(Mevlana Hazretleri Şems Hazretlerini
anlatıyor)
3360.
Sevgilin yoksa ne diye aramaz istemezsin?
Sevgiliye
kavuştuysan ne diye neşelenmezsin, çalıp çağırmazsın?
Eşin
seninle uzlaşmıyorsa niçin sen, o olmuyorsun?
Rebap
feryat etmiyorsa ne diye kulağını burmuyorsun?
Abû-Cehil’lik
sana perde oluyorsa neden savaşmıyorsun Abû-Leheble, Abû-Cehil’le?
Bu
ne şaşılacak iş diye tembel-tembel otura-kalmışsın;
Böyle
şaşılacak bir havaya uymadığın için asıl şaşılacak kişi sensin.
Dünyanın
güneşisin sen, neden gönlün kara?
Bir
daha tutulmasan, tutulacağın yere varmasan olmaz mı?
Bir
daha altın kesesine tamah (Doymazlık) etmeyesin diye altın gibi potanın içine
girmiş, potaya tutulmuşsun, eriyip durmadasın.
Birlik,
birdir diyenlerin bekâr (Yalnız yaşayanların)
odasıdır;
Sen
de ne diye Tanrı’dan başka ne varsa hepsinden de canını bekâr (Yalnız yaşayan kişi) etmez, her şeyden vazgeçmezsin?
Sen
hiç iki Leyla’ya gönül vermiş Mecnun gördün mü?
Neden
bir yüzün, bir yanağın havasına düşmezsin ki?

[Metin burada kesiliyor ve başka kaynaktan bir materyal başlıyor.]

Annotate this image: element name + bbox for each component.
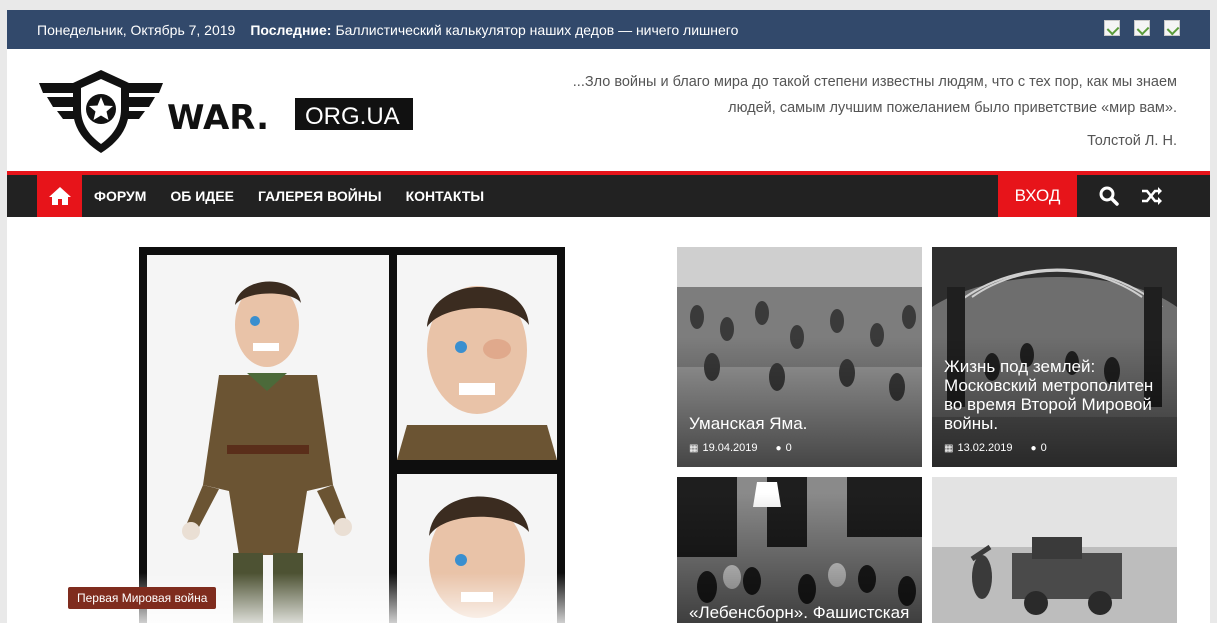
calendar-icon: ▦ xyxy=(944,442,954,454)
nav-item-about[interactable]: ОБ ИДЕЕ xyxy=(170,188,234,204)
post-date[interactable]: 13.02.2019 xyxy=(957,442,1012,454)
social-icon[interactable] xyxy=(1164,20,1180,36)
post-title[interactable]: Уманская Яма. xyxy=(689,414,910,433)
login-button[interactable]: ВХОД xyxy=(998,175,1077,217)
comment-icon: ● xyxy=(1030,442,1037,454)
calendar-icon: ▦ xyxy=(689,442,699,454)
site-logo[interactable]: WAR. ORG.UA xyxy=(37,69,417,155)
nav-item-contacts[interactable]: КОНТАКТЫ xyxy=(406,188,484,204)
site-header: WAR. ORG.UA ...Зло войны и благо мира до… xyxy=(7,49,1210,171)
social-icon[interactable] xyxy=(1104,20,1120,36)
tagline-author: Толстой Л. Н. xyxy=(1087,133,1177,149)
post-tile[interactable]: Жизнь под землей: Московский метрополите… xyxy=(932,247,1177,467)
logo-text: WAR. xyxy=(167,98,269,138)
shuffle-icon xyxy=(1142,187,1162,205)
featured-image[interactable] xyxy=(139,247,565,623)
doll-photo-main xyxy=(147,255,389,623)
nav-item-forum[interactable]: ФОРУМ xyxy=(94,188,146,204)
doll-photo-face xyxy=(397,255,557,460)
post-tile[interactable]: «Лебенсборн». Фашистская xyxy=(677,477,922,623)
latest-news-link[interactable]: Баллистический калькулятор наших дедов —… xyxy=(335,22,738,38)
top-bar: Понедельник, Октябрь 7, 2019 Последние: … xyxy=(7,10,1210,49)
latest-label: Последние: xyxy=(250,21,332,38)
main-nav: ФОРУМ ОБ ИДЕЕ ГАЛЕРЕЯ ВОЙНЫ КОНТАКТЫ ВХО… xyxy=(7,171,1210,217)
post-meta: ▦ 13.02.2019 ● 0 xyxy=(944,442,1047,454)
social-icon[interactable] xyxy=(1134,20,1150,36)
post-date[interactable]: 19.04.2019 xyxy=(702,442,757,454)
page: Понедельник, Октябрь 7, 2019 Последние: … xyxy=(7,10,1210,623)
social-links xyxy=(1104,20,1180,36)
comment-count[interactable]: 0 xyxy=(786,442,792,454)
nav-menu: ФОРУМ ОБ ИДЕЕ ГАЛЕРЕЯ ВОЙНЫ КОНТАКТЫ xyxy=(94,175,484,217)
home-icon xyxy=(48,187,71,205)
comment-count[interactable]: 0 xyxy=(1041,442,1047,454)
post-tile[interactable] xyxy=(932,477,1177,623)
logo-domain: ORG.UA xyxy=(305,103,400,130)
search-button[interactable] xyxy=(1099,186,1119,211)
post-tile[interactable]: Уманская Яма. ▦ 19.04.2019 ● 0 xyxy=(677,247,922,467)
site-tagline: ...Зло войны и благо мира до такой степе… xyxy=(572,74,1177,116)
featured-post[interactable]: Первая Мировая война xyxy=(37,247,667,623)
current-date: Понедельник, Октябрь 7, 2019 xyxy=(37,21,236,38)
post-title[interactable]: «Лебенсборн». Фашистская xyxy=(689,603,910,622)
category-badge[interactable]: Первая Мировая война xyxy=(68,587,217,609)
search-icon xyxy=(1099,186,1119,206)
post-meta: ▦ 19.04.2019 ● 0 xyxy=(689,442,792,454)
post-title[interactable]: Жизнь под землей: Московский метрополите… xyxy=(944,357,1165,433)
random-post-button[interactable] xyxy=(1141,186,1163,211)
home-button[interactable] xyxy=(37,175,82,217)
comment-icon: ● xyxy=(775,442,782,454)
nav-item-gallery[interactable]: ГАЛЕРЕЯ ВОЙНЫ xyxy=(258,188,382,204)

Varlık gecende pusuya girmiş, gizlenmiş öylesine bir Ay varken gece yarısı ne diye duaya koyulmaz, yalvarıp
yakarmazsın?
Yeni
şaraba düşmedin, çok eski bir sarhoşsun amma Tanrı şarabı, seni kavgaya,
gürültüye götürmez.
***
DİVAN-I
KEBİR 3 CİLT MEVLÂNÂ CELÂLEDDİN
Hazırlayan:
Abdulbaki GÖLPINARLI
KÜLTÜR
BAKANLIĞI YAYINLARI/1385
***
Neler
öğrendik;
1.
Allah
dostlarından kendimize sevgili aramamız, bulmamız ona kavuşmamız gerektiğini
öğrendik.
2.
Bulacağımız
sevgili cinsel yönden değil, bize sevinç veren, neşe veren kişi olması
gerektiğini öğrendik.
3.
Eşimiz bize
uzlaşmıyorsa bizim kendimizden geçip o olmamız gerektiğini öğrendik.
4.
Maddeye çok önem
verip maneviyata geçemiyorsak bu konuda engeli aşmamız, aşmak için savaş
vermemiz, peygambere düşmanlık eden iç âlemimizle kavgaya tutuşmamız
gerektiğini öğrendik.
5.
İç âlemimizi
karanlıktan kurtararak aydınlık hale getirmek için Allah dostlarını sevip dost
olmamız, onlara hizmet ederek dostluğu devam ettirmek gerektiğini öğrendik.
6.
Allah’tan ve
Allah dostlarından daha kıymetli bir şey bulamayacağımızı öğrendik.
7.
Bir Allah dostunu
sevip onu tutkuyla severek gönül vermemiz gerektiğini, onun yolunu izlememiz
gerektiğini öğrendik.
8.
Allah dostunun
ikram ettiği şarabın Tanrı şarabı olduğunu, bunun sarhoşluğunun kavgaya
gürültüye götürmeyeceğini öğrendik.
*
İşte
böyle yaren;
Allah
dostlarını kolayca bulamayacağımızı, bulmak için Allah’a çok ağlayıp inleyerek,
yalvarıp yakararak istememiz gerektiğini, öğrendik, anladık.